Mindeststandards für ein neues Berliner Versammlungsgesetz

1. Tagung3. Landesparteitag

Beschluss 5 / 1 / 3

 

 

Mindeststandards für ein neues Berliner Versammlungsgesetz

Der Landesparteitag beauftragt den Landesvorstand mit der Erarbeitung von Mindeststandards für ein neues Berliner Versammlungsgesetz und andere gesetzgeberische Initiativen auf Landesebene, um

  • eine umfassende Versammlungsfreiheit für alle in Berlin lebenden oder hier politisch aktiven Menschen zu garantieren,
  • die staatliche Kontrolle der Demonstrationsformen und -inhalte weitestgehend zu begrenzen,
  • staatliche/polizeiliche Übergriffe bei Versammlungen und im Alltag weitestmöglich einzuschränken,
  • unabhängige Kontrollmechanismen gegen solche Übergriffe zu etablieren, die auch für einzelne an Übergriffen beteiligte Amtsträger_innen relevante Konsequenzen zeitigen können und die strukturelle Probleme aufzeigen können,

und Wege darzustellen, wie diese Mindeststandards in rechtlich bindende Form übertragen werden können.

Dabei werden federführend die Landesarbeitsgemeinschaft »Bürgerrechte und Demokratie«, die zuständigen Politikerinnen und Politiker der Linksfraktion im Abgeordnetenhaus und der Landesarbeitskreis »DemoGrund – Demokratie und Grundrechte« der Linksjugend ['solid] um ihre Mitarbeit gebeten.

Diese Mindeststandards und Umsetzungsideen sollen auch gemeinsam mit externen Experten aus der Bürgerrechts- und Demokratiebewegung entwickelt werden und im Zuge der Wahlprogrammentwicklung offen diskutiert werden.

Folgende Punkte sollen berücksichtigt werden:

  • Verbot der Videodokumentation von Versammlungen ohne zuvor dokumentierten tatsächlichen Anhalt für Straftaten,
  • maximale Einschränkung der weitgehenden Befugnisse der polizeilichen Versammlungsbehörde zur Beauflagung von Demonstrationen,
  • Freiheit der Form politischer Versammlungen (z.B. Musik, Länge der Transparente, Beeinträchtigung der Außenwirkung durch »Wanderkessel« etc.)
  • Verbot, Polizeikräfte ohne Kennzeichnung als solche (Zivilbeamte) in Demonstrationen und Kundgebungen – auch spontane – zu entsenden,
  • Verbot der Vermummung von Personen bei Versammlungen, die dort das staatliche Gewaltmonopol ausüben,
  • Einrichtung einer unabhängigen Kontrollstelle, die Vorwürfe von Polizeigewalt untersucht und disziplinarische/strafrechtliche Konsequenzen herbeiführen kann und strukturelle Probleme benennt,
  • Festschreibung einer individualisierten Kennzeichnung aller in Berlin eingesetzten Polizei- und Ordnungskräfte, gerade auch für Einsatzhundertschaften im Demonstrationsgeschehen, inklusive disziplinarischer Maßnahmen bei Nichtbeachtung (z.B. Durchtauschen v.
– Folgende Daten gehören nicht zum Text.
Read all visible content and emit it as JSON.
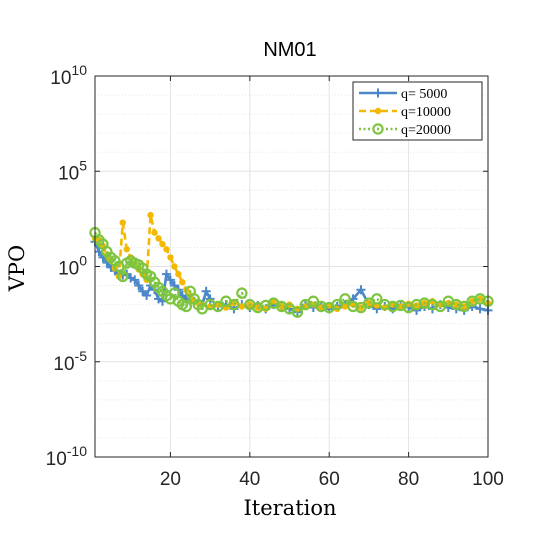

Helm-u. Rückennrn.),
  • Gebot, jede Anwendung unmittelbaren Zwanges durch Vollzugsbeamte und die Abwägung der Verhältnismäßigkeit unverzüglich und umfassend zu dokumentieren,
  • Möglichkeit, sich zum eigenen Schutz (z.B. vor Nazifotograf_innen) anonym an einer Versammlung zu beteiligen und dazu auch das Gesicht zu verbergen,
  • Möglichkeit, sich vor langfristigen Gesundheitsschäden durch exzessive staatliche Gewalt durch Polster etc. zu schützen,
  • Verbot des Gebrauchs von Schusswaffen gegen eine Menschenmenge, ohne dass von ihr eine unmittelbare Gefahr für Leib und Leben von Personen ausgeht, oder gegen unbewaffnet Flüchtende,
  • Möglichkeit zum Verbot von Versammlungen, die die Würde der Opfer des Naziregimes beeinträchtigen, oder die den zur »Befreiung des deutschen Volkes vom Nationalsozialismus und Militarismus« erlassenen Rechtsvorschriften (alliierte Beschlüsse, GGArt.139) zuwiderlaufen,
  • ausdrückliche Ermöglichung auch von Versammlungen, die sich gegen andere gleichzeitig stattfindende Versammlungen richten.